Of course, this does not end all the arguments. I would emphasise also that this is not an argument to establish that there actually is an elephant in the room. It remains possible to say that the religious believers are mistaken and that what they believe to be an elephant is in fact simply another mouse, and that the religious believers are deluded in thinking otherwise. Yet to pursue that line of argument necessitates engaging with what is actually claimed about God by the religious traditions, most especially what are seen as the attributes of God such as omniscience and omnipotence and so on. This is something that the most prominent atheists signally fail to do. After all, the finest human minds for thousands of years have pondered the details of this question. It would be something of a surprise if someone like Richard Dawkins, who has never received an education in this subject, was able to overthrow the tradition with his ‘one more god’ jibe.

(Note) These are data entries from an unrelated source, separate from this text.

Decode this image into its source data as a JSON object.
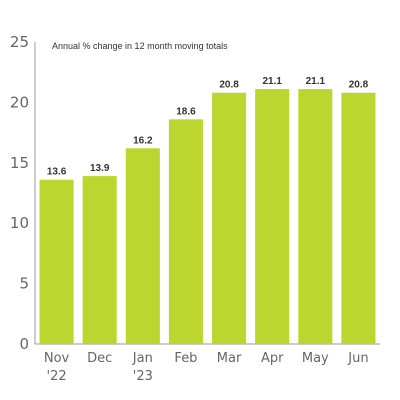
{
  "chart_data": {
    "type": "bar",
    "title": "Annual % change in 12 month moving totals",
    "categories": [
      "Nov\n'22",
      "Dec",
      "Jan\n'23",
      "Feb",
      "Mar",
      "Apr",
      "May",
      "Jun"
    ],
    "values": [
      13.6,
      13.9,
      16.2,
      18.6,
      20.8,
      21.1,
      21.1,
      20.8
    ],
    "value_labels": [
      "13.6",
      "13.9",
      "16.2",
      "18.6",
      "20.8",
      "21.1",
      "21.1",
      "20.8"
    ],
    "yticks": [
      "0",
      "5",
      "10",
      "15",
      "20",
      "25"
    ],
    "ylim": [
      0,
      25
    ],
    "xlabel": "",
    "ylabel": "",
    "grid": false,
    "colors": {
      "bar": "#bcd630",
      "axis": "#999999"
    }
  }
}
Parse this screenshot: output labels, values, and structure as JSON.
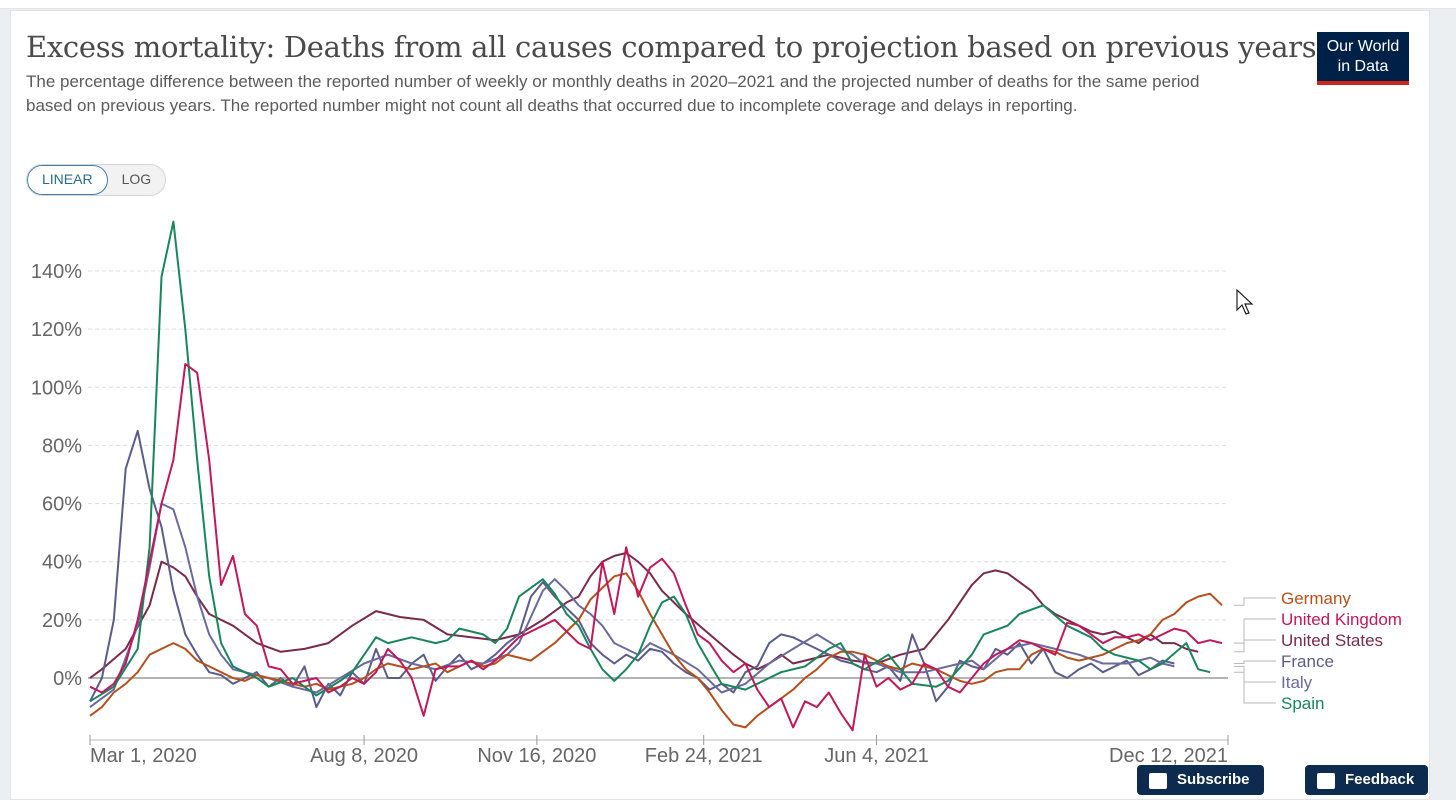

Those like Dawkins will undoubtedly continue to insist that mice and elephants are the same, but there comes a point when all the powers of logic and reasoning fail and it is simply a matter of saying ‘look and see’ – but then, some blindness is wilful. Wittgenstein once wrote “… it is not that before you can understand it you need to be specially trained in abstruse matters, but the contrast between understanding the subject and what most people want to see. Because of this the very things which are most obvious may become the hardest of all to understand. What has to be overcome is a difficulty having to do with the will, rather than with the intellect.”